Salles possui um histórico de relação com o setor quando ainda era Secretário do Meio Ambiente de São Paulo (25), o que muda agora é a escala do quanto o ministro pode atuar para beneficiá-lo. Isso fica claro em algumas ações “menores”, como quando Salles indica um sócio do setor imobiliário para superintendência do IBAMA da Bahia – que prontamente cancela multas do ramo hoteleiro e permite a construção de um resort em área de risco ambiental (26). Mas as outras medidas aqui mencionadas também se relacionam diretamente com essa aliança. O setor imobiliário de São Paulo vinha há muito tempo dialogando com Salles e se reunindo com o ministro para liberação de projetos em área de manguezais. Inclusive, tendo influência na decisão de revogação das resoluções de proteção desse ecossistema (27). Não por acaso, existe todo um caldo de apoio das entidades empresariais às ações de Salles, como no ano passado, logo após sair o vídeo da reunião em que Salle fala em “passar a boiada, quando 70 entidades – maioria ligada ao setor imobiliário e hoteleiro – lançaram um manifesto em apoio ao ministro e contra o que chamara de “burocratização” do setor ambiental (28). Constantemente essas entidades agem publicamente para pressionar em direção a flexibilização de regras e demonstrar apoio a Salles nas suas tentativas de destruir as medidas de proteção (29).
Preservar a Mata Atlântica é uma luta de todos(as). Fora Salles!

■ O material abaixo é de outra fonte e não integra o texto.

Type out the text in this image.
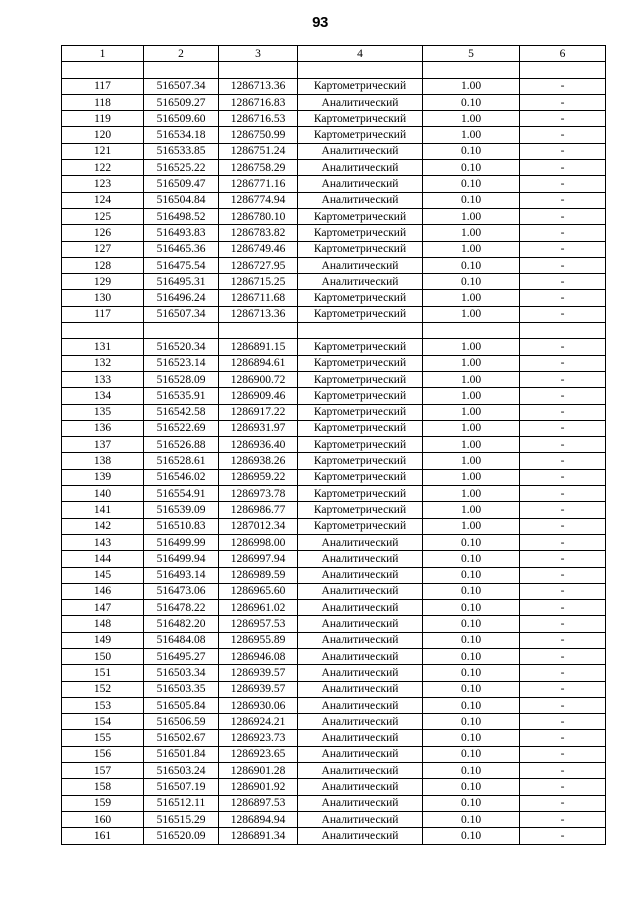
93
1	2	3	4	5	6

117	516507.34	1286713.36	Картометрический	1.00	-
118	516509.27	1286716.83	Аналитический	0.10	-
119	516509.60	1286716.53	Картометрический	1.00	-
120	516534.18	1286750.99	Картометрический	1.00	-
121	516533.85	1286751.24	Аналитический	0.10	-
122	516525.22	1286758.29	Аналитический	0.10	-
123	516509.47	1286771.16	Аналитический	0.10	-
124	516504.84	1286774.94	Аналитический	0.10	-
125	516498.52	1286780.10	Картометрический	1.00	-
126	516493.83	1286783.82	Картометрический	1.00	-
127	516465.36	1286749.46	Картометрический	1.00	-
128	516475.54	1286727.95	Аналитический	0.10	-
129	516495.31	1286715.25	Аналитический	0.10	-
130	516496.24	1286711.68	Картометрический	1.00	-
117	516507.34	1286713.36	Картометрический	1.00	-

131	516520.34	1286891.15	Картометрический	1.00	-
132	516523.14	1286894.61	Картометрический	1.00	-
133	516528.09	1286900.72	Картометрический	1.00	-
134	516535.91	1286909.46	Картометрический	1.00	-
135	516542.58	1286917.22	Картометрический	1.00	-
136	516522.69	1286931.97	Картометрический	1.00	-
137	516526.88	1286936.40	Картометрический	1.00	-
138	516528.61	1286938.26	Картометрический	1.00	-
139	516546.02	1286959.22	Картометрический	1.00	-
140	516554.91	1286973.78	Картометрический	1.00	-
141	516539.09	1286986.77	Картометрический	1.00	-
142	516510.83	1287012.34	Картометрический	1.00	-
143	516499.99	1286998.00	Аналитический	0.10	-
144	516499.94	1286997.94	Аналитический	0.10	-
145	516493.14	1286989.59	Аналитический	0.10	-
146	516473.06	1286965.60	Аналитический	0.10	-
147	516478.22	1286961.02	Аналитический	0.10	-
148	516482.20	1286957.53	Аналитический	0.10	-
149	516484.08	1286955.89	Аналитический	0.10	-
150	516495.27	1286946.08	Аналитический	0.10	-
151	516503.34	1286939.57	Аналитический	0.10	-
152	516503.35	1286939.57	Аналитический	0.10	-
153	516505.84	1286930.06	Аналитический	0.10	-
154	516506.59	1286924.21	Аналитический	0.10	-
155	516502.67	1286923.73	Аналитический	0.10	-
156	516501.84	1286923.65	Аналитический	0.10	-
157	516503.24	1286901.28	Аналитический	0.10	-
158	516507.19	1286901.92	Аналитический	0.10	-
159	516512.11	1286897.53	Аналитический	0.10	-
160	516515.29	1286894.94	Аналитический	0.10	-
161	516520.09	1286891.34	Аналитический	0.10	-
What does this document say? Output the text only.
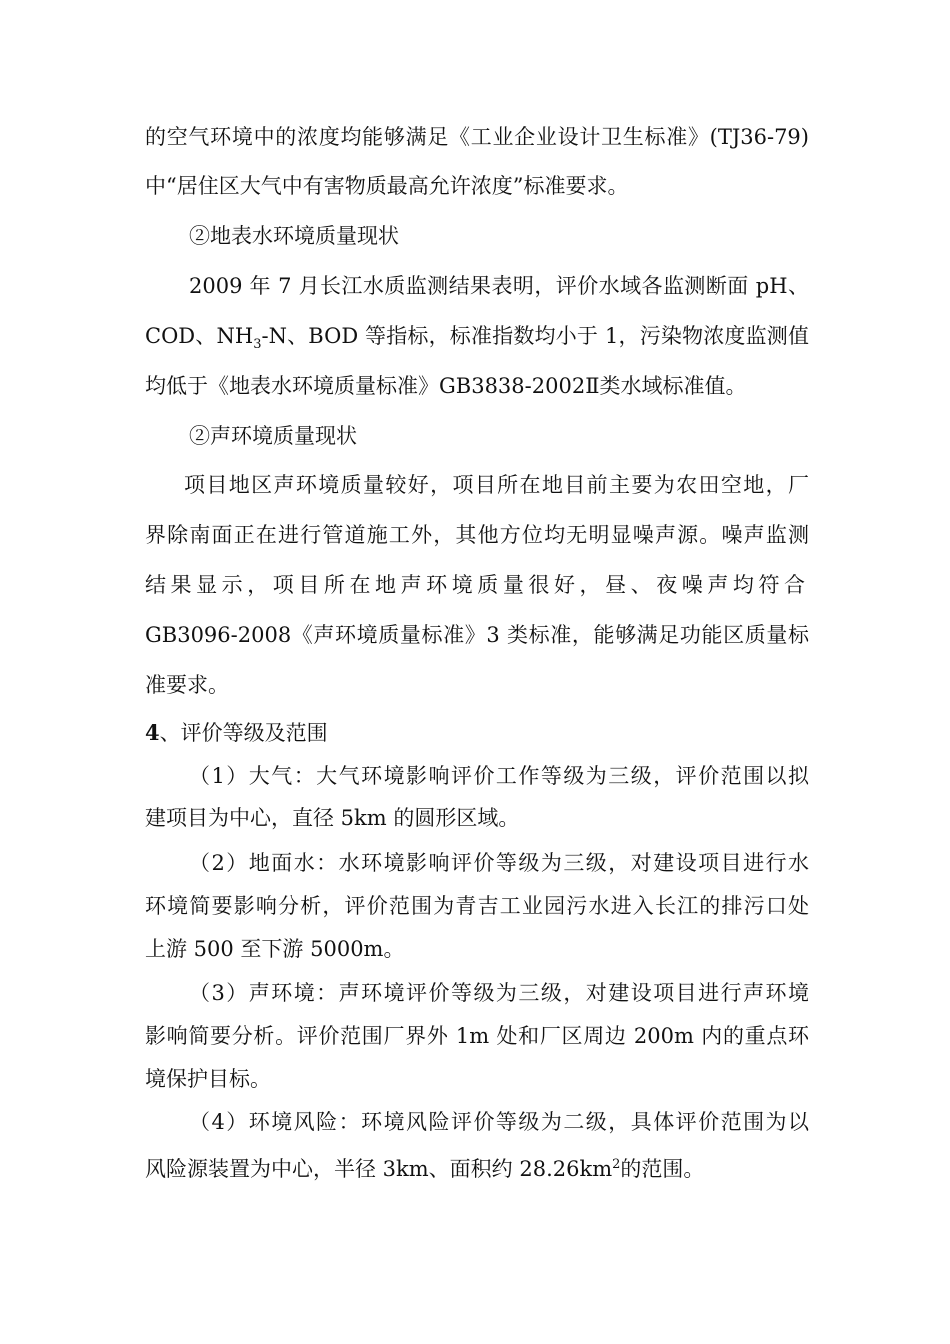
的空气环境中的浓度均能够满足《工业企业设计卫生标准》(TJ36-79)
中“居住区大气中有害物质最高允许浓度”标准要求。
②地表水环境质量现状
2009 年 7 月长江水质监测结果表明，评价水域各监测断面 pH、
COD、$NH_3-N$、BOD 等指标，标准指数均小于 1，污染物浓度监测值
均低于《地表水环境质量标准》GB3838-2002Ⅱ类水域标准值。
②声环境质量现状
项目地区声环境质量较好，项目所在地目前主要为农田空地，厂
界除南面正在进行管道施工外，其他方位均无明显噪声源。噪声监测
结果显示，项目所在地声环境质量很好，昼、夜噪声均符合
GB3096-2008《声环境质量标准》3 类标准，能够满足功能区质量标
准要求。
4、评价等级及范围
（1）大气：大气环境影响评价工作等级为三级，评价范围以拟
建项目为中心，直径 5km 的圆形区域。
（2）地面水：水环境影响评价等级为三级，对建设项目进行水
环境简要影响分析，评价范围为青吉工业园污水进入长江的排污口处
上游 500 至下游 5000m。
（3）声环境：声环境评价等级为三级，对建设项目进行声环境
影响简要分析。评价范围厂界外 1m 处和厂区周边 200m 内的重点环
境保护目标。
（4）环境风险：环境风险评价等级为二级，具体评价范围为以
风险源装置为中心，半径 3km、面积约 $28.26km^2$的范围。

Está claro que o governo Bolsonaro, especialmente através de Salles, é um risco para o meio ambiente em geral e especificamente para a Mata Atlântica. Existe uma rede de interesses poderosos em destruir qualquer regulação que impeça o avanço do setor privado nessas áreas. As tentativas constantes de aprovação de medidas, retiradas de resoluções de proteções e alterações em regulamentos comprova isso. Como sempre, o governo prioriza o interesse da burguesia em detrimento da proteção ambiental e da saúde humana.
É comprovado que a preservação da Mata Atlântica é essencial para o combate às mudanças climáticas e vital para que cumpramos nossas metas enquanto Brasil (30). Estudos empíricos demonstram que áreas de fragmentação do bioma e redução da sua área passam por aumentos consideráveis na temperatura local (31), enquanto áreas preservadas tem grande potência de regulação do clima. A preservação poderia inclusive evitar infecções por doenças ligadas ao contato animal, impedindo a proliferação de zoonoses (32). A preservação da Mata Atlântica não é uma questão abstrata, ou distante e que não nos afete diretamente. Como dito anteriormente, 72% da população vive em áreas com existência de Mata Atlântica. Sua preservação está ligada ao bem estar geral, inclusive humano. Sua restauração, por exemplo, permitiria a volta de cursos da água, mitigando ou eliminando crises hídricas em Estados como São Paulo.
Contudo, a situação não tende a melhorar enquanto este governo seguir atuando. Bolsonaro e Salles são inimigos da natureza, o que significa que são nossos inimigos. Que nesse dia da Mata Atlântica possamos reforçar a necessidade de derrubar o ministro Salles e um governo ecocida que coloca em risco nossa natureza, nossa vida e nosso futuro.
*Pós-graduando em Filosofia pela PUC-RS e militante do Afronte! e da Resistência/PSOL.